What is the Maximum Height Attained by an Object Launched from Earth's Surface?

[GOsuchessplayer]

Homework Statement

An Object is fired vertically upward from the surface of the Earth ( of radius R_E ) with an initial speed v_i that is comparable to but less than the escape speed v_esc

Show that the object attains a maximum height h given by h=$$\stackrel{R_{E}v^{2}_{i}}{v^{2}_{esc}-v^{2}_{i}}$$

Homework Equations

The Attempt at a Solution

I have the solution but I am confused with a step.
Here is the solution provided up until the step on which I am confused:

$$(K+U_{g})_{f}$$=$$(K+U_{g})_{f}$$

$$\stackrel{1}{2}$$m$$v^{2}_{i}$$ - $$\stackrel{GmM_{E}}{R_{E}}$$ = 0 - $$\stackrel{GmM_{E}}{R_{E}+h}$$

where $$\stackrel{1}{2}$$m$$v^{2}_{esc}$$= $$\stackrel{GmM_{E}}{R_{E}}$$

Then$$\stackrel{1}{2}$$$$v^{2}_{i}$$ - $$\stackrel{1}{2}$$$$v^{2}_{esc}$$= -$$\stackrel{1}{2}$$$$v^{2}_{esc}$$ ($$\stackrel{R_{E}}{R_{E}+h}$$)

So the jump I am confused about is the equation that follows the "Then" Statement.

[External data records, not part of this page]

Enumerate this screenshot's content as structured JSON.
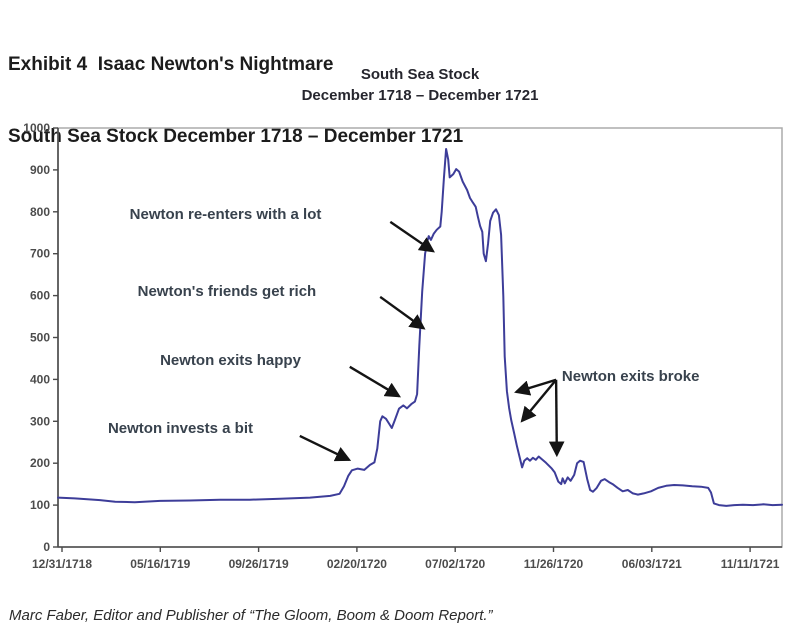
{
  "page": {
    "heading_line1": "Exhibit 4  Isaac Newton's Nightmare",
    "heading_line2": "South Sea Stock December 1718 – December 1721",
    "footer": "Marc Faber, Editor and Publisher of “The Gloom, Boom & Doom Report.”"
  },
  "chart_data": {
    "type": "line",
    "title": "South Sea Stock",
    "subtitle": "December 1718 – December 1721",
    "xlabel": "",
    "ylabel": "",
    "ylim": [
      0,
      1000
    ],
    "ytick_step": 100,
    "grid": false,
    "legend": "none",
    "line_color": "#3d3d99",
    "axis_color": "#4a4a4a",
    "box_color": "#ababab",
    "arrow_color": "#141414",
    "x_tick_labels": [
      "12/31/1718",
      "05/16/1719",
      "09/26/1719",
      "02/20/1720",
      "07/02/1720",
      "11/26/1720",
      "06/03/1721",
      "11/11/1721"
    ],
    "series": [
      {
        "name": "South Sea Stock",
        "points": [
          [
            0.0,
            118
          ],
          [
            0.023,
            116
          ],
          [
            0.058,
            112
          ],
          [
            0.079,
            108
          ],
          [
            0.106,
            107
          ],
          [
            0.141,
            110
          ],
          [
            0.182,
            111
          ],
          [
            0.224,
            113
          ],
          [
            0.265,
            113
          ],
          [
            0.307,
            115
          ],
          [
            0.348,
            118
          ],
          [
            0.376,
            122
          ],
          [
            0.389,
            127
          ],
          [
            0.395,
            145
          ],
          [
            0.401,
            170
          ],
          [
            0.406,
            183
          ],
          [
            0.414,
            187
          ],
          [
            0.423,
            184
          ],
          [
            0.431,
            196
          ],
          [
            0.437,
            202
          ],
          [
            0.441,
            235
          ],
          [
            0.445,
            300
          ],
          [
            0.448,
            312
          ],
          [
            0.453,
            306
          ],
          [
            0.457,
            295
          ],
          [
            0.461,
            284
          ],
          [
            0.465,
            302
          ],
          [
            0.471,
            330
          ],
          [
            0.477,
            338
          ],
          [
            0.482,
            331
          ],
          [
            0.488,
            341
          ],
          [
            0.493,
            347
          ],
          [
            0.496,
            365
          ],
          [
            0.499,
            480
          ],
          [
            0.503,
            610
          ],
          [
            0.507,
            700
          ],
          [
            0.51,
            728
          ],
          [
            0.512,
            742
          ],
          [
            0.515,
            733
          ],
          [
            0.519,
            748
          ],
          [
            0.523,
            757
          ],
          [
            0.528,
            765
          ],
          [
            0.53,
            800
          ],
          [
            0.533,
            880
          ],
          [
            0.536,
            950
          ],
          [
            0.539,
            925
          ],
          [
            0.541,
            882
          ],
          [
            0.546,
            890
          ],
          [
            0.55,
            902
          ],
          [
            0.554,
            896
          ],
          [
            0.559,
            872
          ],
          [
            0.565,
            852
          ],
          [
            0.569,
            833
          ],
          [
            0.573,
            822
          ],
          [
            0.577,
            812
          ],
          [
            0.58,
            788
          ],
          [
            0.583,
            766
          ],
          [
            0.586,
            752
          ],
          [
            0.588,
            700
          ],
          [
            0.591,
            682
          ],
          [
            0.594,
            725
          ],
          [
            0.597,
            778
          ],
          [
            0.601,
            798
          ],
          [
            0.605,
            806
          ],
          [
            0.609,
            792
          ],
          [
            0.612,
            745
          ],
          [
            0.615,
            600
          ],
          [
            0.617,
            455
          ],
          [
            0.62,
            372
          ],
          [
            0.623,
            332
          ],
          [
            0.626,
            303
          ],
          [
            0.63,
            272
          ],
          [
            0.634,
            240
          ],
          [
            0.638,
            212
          ],
          [
            0.641,
            190
          ],
          [
            0.644,
            206
          ],
          [
            0.648,
            212
          ],
          [
            0.652,
            206
          ],
          [
            0.656,
            213
          ],
          [
            0.66,
            208
          ],
          [
            0.664,
            216
          ],
          [
            0.668,
            210
          ],
          [
            0.674,
            201
          ],
          [
            0.678,
            194
          ],
          [
            0.682,
            187
          ],
          [
            0.686,
            178
          ],
          [
            0.691,
            156
          ],
          [
            0.695,
            150
          ],
          [
            0.697,
            164
          ],
          [
            0.7,
            152
          ],
          [
            0.704,
            166
          ],
          [
            0.708,
            158
          ],
          [
            0.713,
            172
          ],
          [
            0.717,
            200
          ],
          [
            0.721,
            206
          ],
          [
            0.726,
            203
          ],
          [
            0.731,
            162
          ],
          [
            0.735,
            136
          ],
          [
            0.739,
            132
          ],
          [
            0.744,
            141
          ],
          [
            0.75,
            158
          ],
          [
            0.755,
            162
          ],
          [
            0.761,
            155
          ],
          [
            0.766,
            150
          ],
          [
            0.773,
            141
          ],
          [
            0.78,
            133
          ],
          [
            0.787,
            136
          ],
          [
            0.794,
            128
          ],
          [
            0.801,
            125
          ],
          [
            0.809,
            128
          ],
          [
            0.819,
            133
          ],
          [
            0.829,
            141
          ],
          [
            0.84,
            146
          ],
          [
            0.851,
            148
          ],
          [
            0.863,
            147
          ],
          [
            0.876,
            145
          ],
          [
            0.888,
            144
          ],
          [
            0.898,
            141
          ],
          [
            0.902,
            130
          ],
          [
            0.906,
            104
          ],
          [
            0.913,
            100
          ],
          [
            0.923,
            98
          ],
          [
            0.934,
            100
          ],
          [
            0.946,
            101
          ],
          [
            0.96,
            100
          ],
          [
            0.974,
            102
          ],
          [
            0.987,
            100
          ],
          [
            1.0,
            101
          ]
        ]
      }
    ],
    "annotations": [
      {
        "label": "Newton re-enters with a lot",
        "text_pos": [
          0.099,
          795
        ],
        "arrows": [
          [
            0.459,
            776,
            0.518,
            706
          ]
        ]
      },
      {
        "label": "Newton's friends get rich",
        "text_pos": [
          0.11,
          611
        ],
        "arrows": [
          [
            0.445,
            597,
            0.505,
            522
          ]
        ]
      },
      {
        "label": "Newton exits happy",
        "text_pos": [
          0.141,
          446
        ],
        "arrows": [
          [
            0.403,
            430,
            0.471,
            360
          ]
        ]
      },
      {
        "label": "Newton invests a bit",
        "text_pos": [
          0.069,
          284
        ],
        "arrows": [
          [
            0.334,
            265,
            0.402,
            208
          ]
        ]
      },
      {
        "label": "Newton exits broke",
        "text_pos": [
          0.696,
          408
        ],
        "arrows": [
          [
            0.688,
            399,
            0.633,
            370
          ],
          [
            0.688,
            399,
            0.641,
            301
          ],
          [
            0.688,
            399,
            0.689,
            220
          ]
        ]
      }
    ]
  }
}
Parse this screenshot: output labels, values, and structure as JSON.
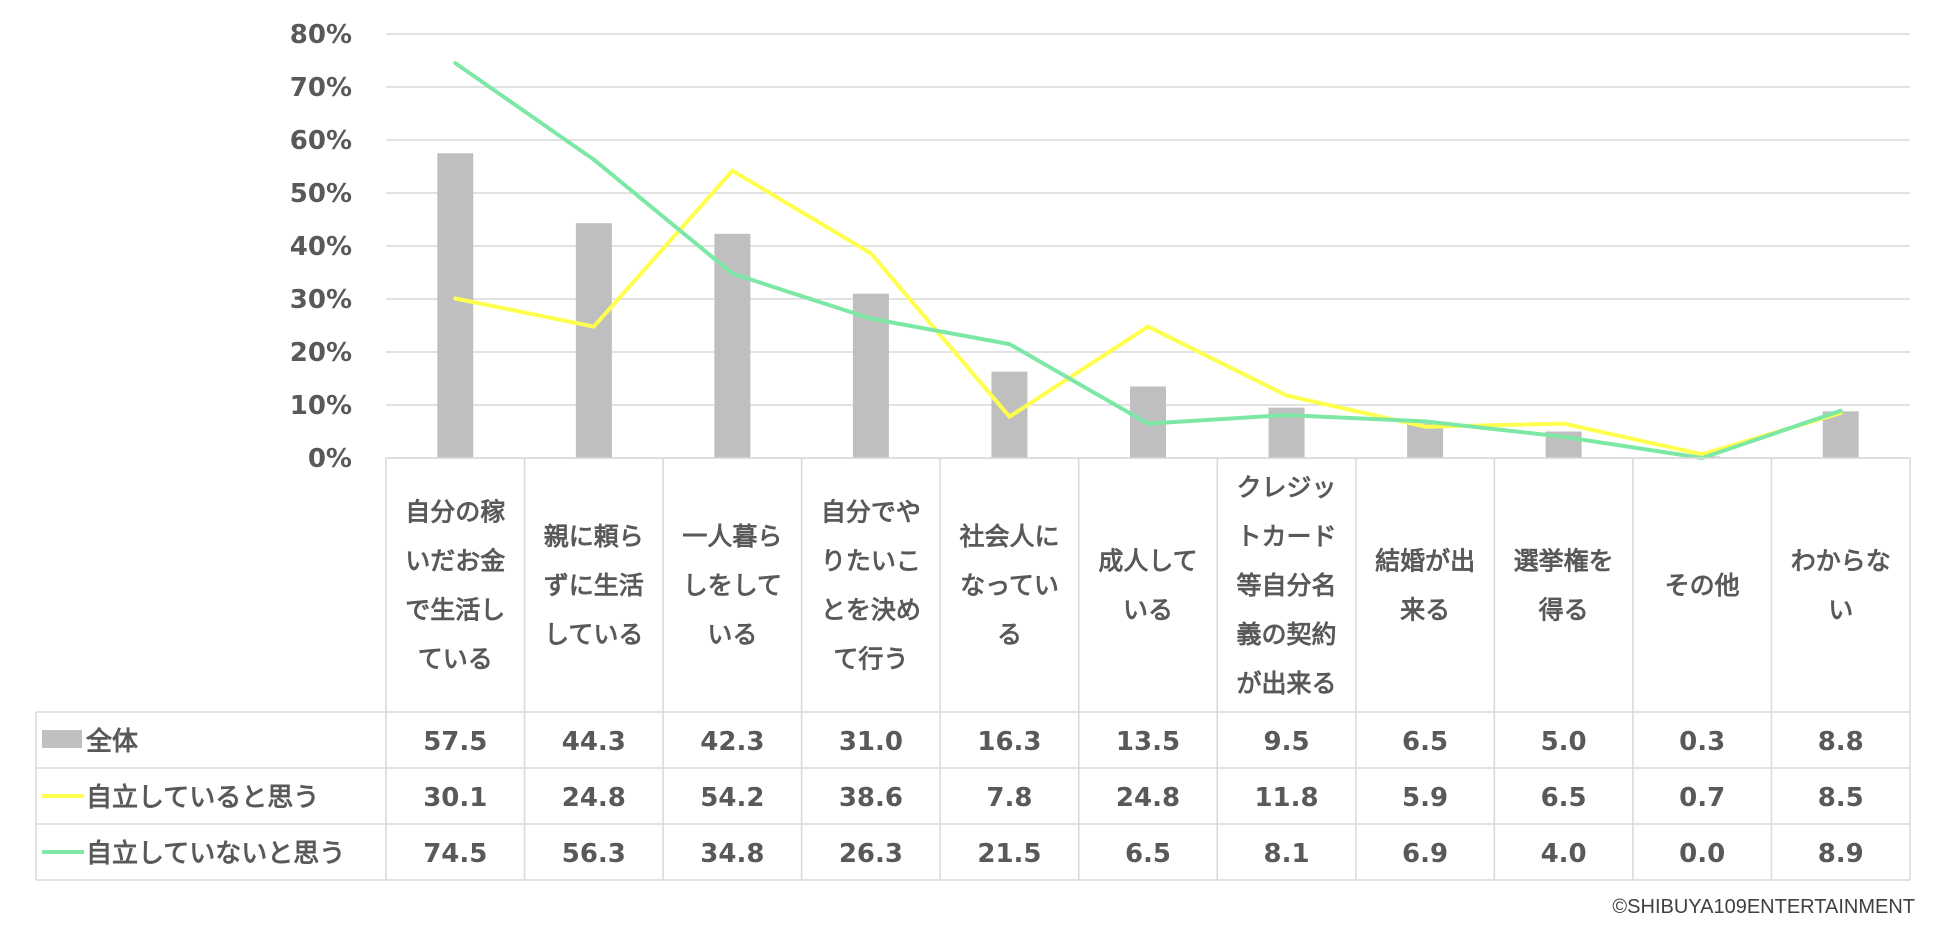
{
  "chart_data": {
    "type": "bar",
    "categories": [
      [
        "自分の稼",
        "いだお金",
        "で生活し",
        "ている"
      ],
      [
        "親に頼ら",
        "ずに生活",
        "している"
      ],
      [
        "一人暮ら",
        "しをして",
        "いる"
      ],
      [
        "自分でや",
        "りたいこ",
        "とを決め",
        "て行う"
      ],
      [
        "社会人に",
        "なってい",
        "る"
      ],
      [
        "成人して",
        "いる"
      ],
      [
        "クレジッ",
        "トカード",
        "等自分名",
        "義の契約",
        "が出来る"
      ],
      [
        "結婚が出",
        "来る"
      ],
      [
        "選挙権を",
        "得る"
      ],
      [
        "その他"
      ],
      [
        "わからな",
        "い"
      ]
    ],
    "series": [
      {
        "name": "全体",
        "kind": "bar",
        "color": "#bfbfbf",
        "values": [
          57.5,
          44.3,
          42.3,
          31.0,
          16.3,
          13.5,
          9.5,
          6.5,
          5.0,
          0.3,
          8.8
        ],
        "labels": [
          "57.5",
          "44.3",
          "42.3",
          "31.0",
          "16.3",
          "13.5",
          "9.5",
          "6.5",
          "5.0",
          "0.3",
          "8.8"
        ]
      },
      {
        "name": "自立していると思う",
        "kind": "line",
        "color": "#ffff4d",
        "values": [
          30.1,
          24.8,
          54.2,
          38.6,
          7.8,
          24.8,
          11.8,
          5.9,
          6.5,
          0.7,
          8.5
        ],
        "labels": [
          "30.1",
          "24.8",
          "54.2",
          "38.6",
          "7.8",
          "24.8",
          "11.8",
          "5.9",
          "6.5",
          "0.7",
          "8.5"
        ]
      },
      {
        "name": "自立していないと思う",
        "kind": "line",
        "color": "#7de8a6",
        "values": [
          74.5,
          56.3,
          34.8,
          26.3,
          21.5,
          6.5,
          8.1,
          6.9,
          4.0,
          0.0,
          8.9
        ],
        "labels": [
          "74.5",
          "56.3",
          "34.8",
          "26.3",
          "21.5",
          "6.5",
          "8.1",
          "6.9",
          "4.0",
          "0.0",
          "8.9"
        ]
      }
    ],
    "y_ticks": [
      "0%",
      "10%",
      "20%",
      "30%",
      "40%",
      "50%",
      "60%",
      "70%",
      "80%"
    ],
    "ylim": [
      0,
      80
    ],
    "grid": true,
    "legend": "data-table"
  },
  "copyright": "©SHIBUYA109ENTERTAINMENT"
}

I'm not sure why this is true.

(sorry for the poor look of the equations. Hopefully its readable, I wasn't sure how to make fractions.)

 

[Borek]

\frac x y

$$\frac x y$$

And if not absolutely necessary don't put LaTeX inline, it looks better in its own lines.